I think the message is clear. There is a huge variety even if it isn’t as huge as for all of my heterosexual fellow men but I didn’t feel limited once.

Apparently many people have an old-fashioned estimation of the homosexual life. They think that the majority of it takes place in the underground, that you have to meet in camouflaged clubs or especially signposted bars to meet with others. In fact, there are places like that in the capitol of Germany and that is great because it definitely is easier to find someone for whatever when you’re sure about their sexuality. Homosexuality has already arrived in daily life and on Berlin streets though.

As I sat in an overcrowded bar over the rooftops of Western Berlin I witnessed a woman lying in another ones arms while two men were kissing at the opposite end of the room.

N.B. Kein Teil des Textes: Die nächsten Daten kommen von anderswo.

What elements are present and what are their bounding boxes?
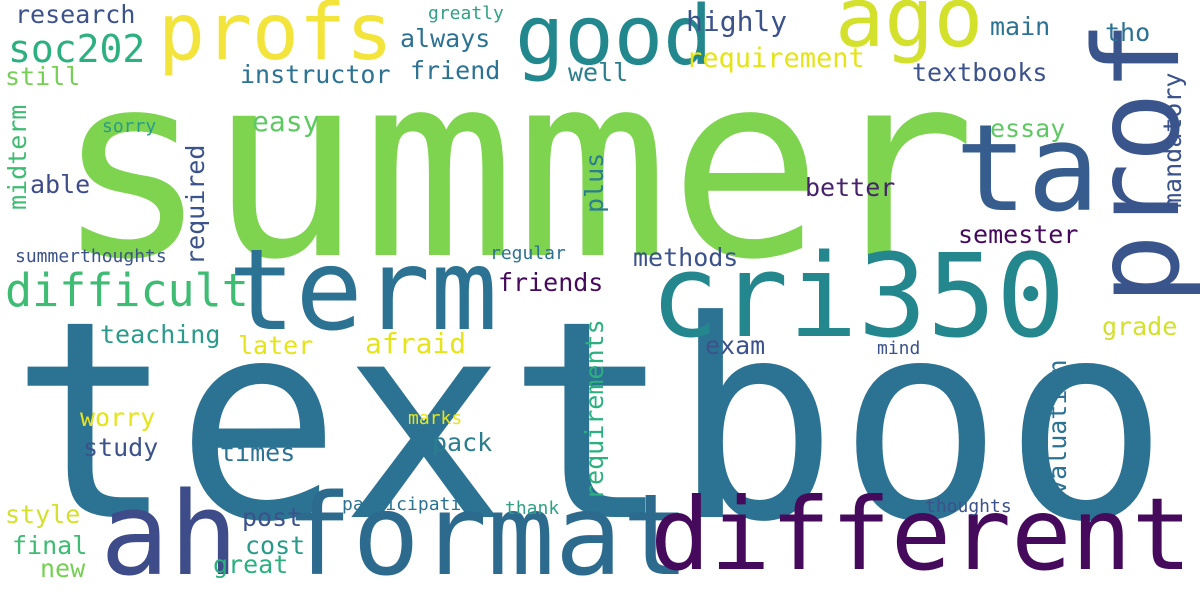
word-summerthoughts: summerthoughts <box>15 246 167 267</box>
word-highly: highly <box>686 5 788 38</box>
word-requirement: requirement <box>686 43 865 74</box>
word-final: final <box>12 531 88 560</box>
word-midterm: midterm <box>3 104 32 210</box>
word-times: times <box>220 438 296 467</box>
word-able: able <box>30 170 91 199</box>
word-good: good <box>515 0 713 84</box>
word-plus: plus <box>580 152 609 213</box>
word-friend: friend <box>410 56 501 85</box>
word-required: required <box>181 144 210 265</box>
word-mandatory: mandatory <box>1158 72 1187 208</box>
word-regular: regular <box>490 243 566 264</box>
word-style: style <box>5 500 81 529</box>
word-research: research <box>15 0 136 29</box>
word-summer: summer <box>55 19 977 316</box>
word-different: different <box>650 476 1192 593</box>
word-always: always <box>400 24 491 53</box>
word-ta: ta <box>955 100 1100 239</box>
word-friends: friends <box>498 268 604 297</box>
word-thoughts: thoughts <box>925 496 1012 517</box>
word-exam: exam <box>705 331 766 360</box>
word-grade: grade <box>1102 312 1178 341</box>
word-later: later <box>238 331 314 360</box>
word-ago: ago <box>835 0 984 66</box>
word-teaching: teaching <box>100 320 221 349</box>
word-soc202: soc202 <box>8 27 146 71</box>
word-essay: essay <box>990 114 1066 143</box>
word-cri350: cri350 <box>650 230 1066 364</box>
word-term: term <box>228 226 498 356</box>
word-ah: ah <box>100 468 239 600</box>
word-difficult: difficult <box>5 264 249 317</box>
word-pack: pack <box>432 428 493 457</box>
word-post: post <box>242 503 303 532</box>
word-textbook: textbook <box>10 262 1200 582</box>
word-participation: participation <box>342 494 483 515</box>
word-textbooks: textbooks <box>912 58 1048 87</box>
word-evaluation: evaluation <box>1043 359 1072 510</box>
word-main: main <box>990 12 1051 41</box>
word-well: well <box>568 58 629 87</box>
word-requirements: requirements <box>580 319 609 500</box>
word-cost: cost <box>245 531 306 560</box>
word-worry: worry <box>80 403 156 432</box>
word-marks: marks <box>408 408 463 429</box>
word-methods: methods <box>633 243 739 272</box>
word-instructor: instructor <box>240 60 391 89</box>
word-great: great <box>213 550 289 579</box>
word-sorry: sorry <box>102 116 157 137</box>
word-mind: mind <box>877 338 921 359</box>
word-easy: easy <box>252 105 320 138</box>
word-semester: semester <box>958 220 1079 249</box>
word-greatly: greatly <box>428 3 504 24</box>
word-tho: tho <box>1105 18 1151 47</box>
word-afraid: afraid <box>365 327 467 360</box>
word-study: study <box>83 433 159 462</box>
word-new: new <box>40 554 86 583</box>
word-still: still <box>5 62 81 91</box>
word-format: format <box>285 471 690 600</box>
word-thank: thank <box>505 498 560 519</box>
word-better: better <box>805 173 896 202</box>
word-profs: profs <box>158 0 393 78</box>
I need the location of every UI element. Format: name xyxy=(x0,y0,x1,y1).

I asked myself: Why is it still so hard for many people to accept love in all its‘ variations? Shouldn’t it be most important for people to be able to live their joy?

I start to realize – Berlin is a shelter, an island.
The open-mindedness and tolerance that we are able to experience in this city is sadly not conventional. Many homosexual people are still exposed to hostility and have to fight for equality. We – I’m speaking about us living in the big city – shouldn’t forget about that fact in our colorful daily life.
We have the best conditions to live out our sexuality, to be proud and to inspire others. So fill the streets with love!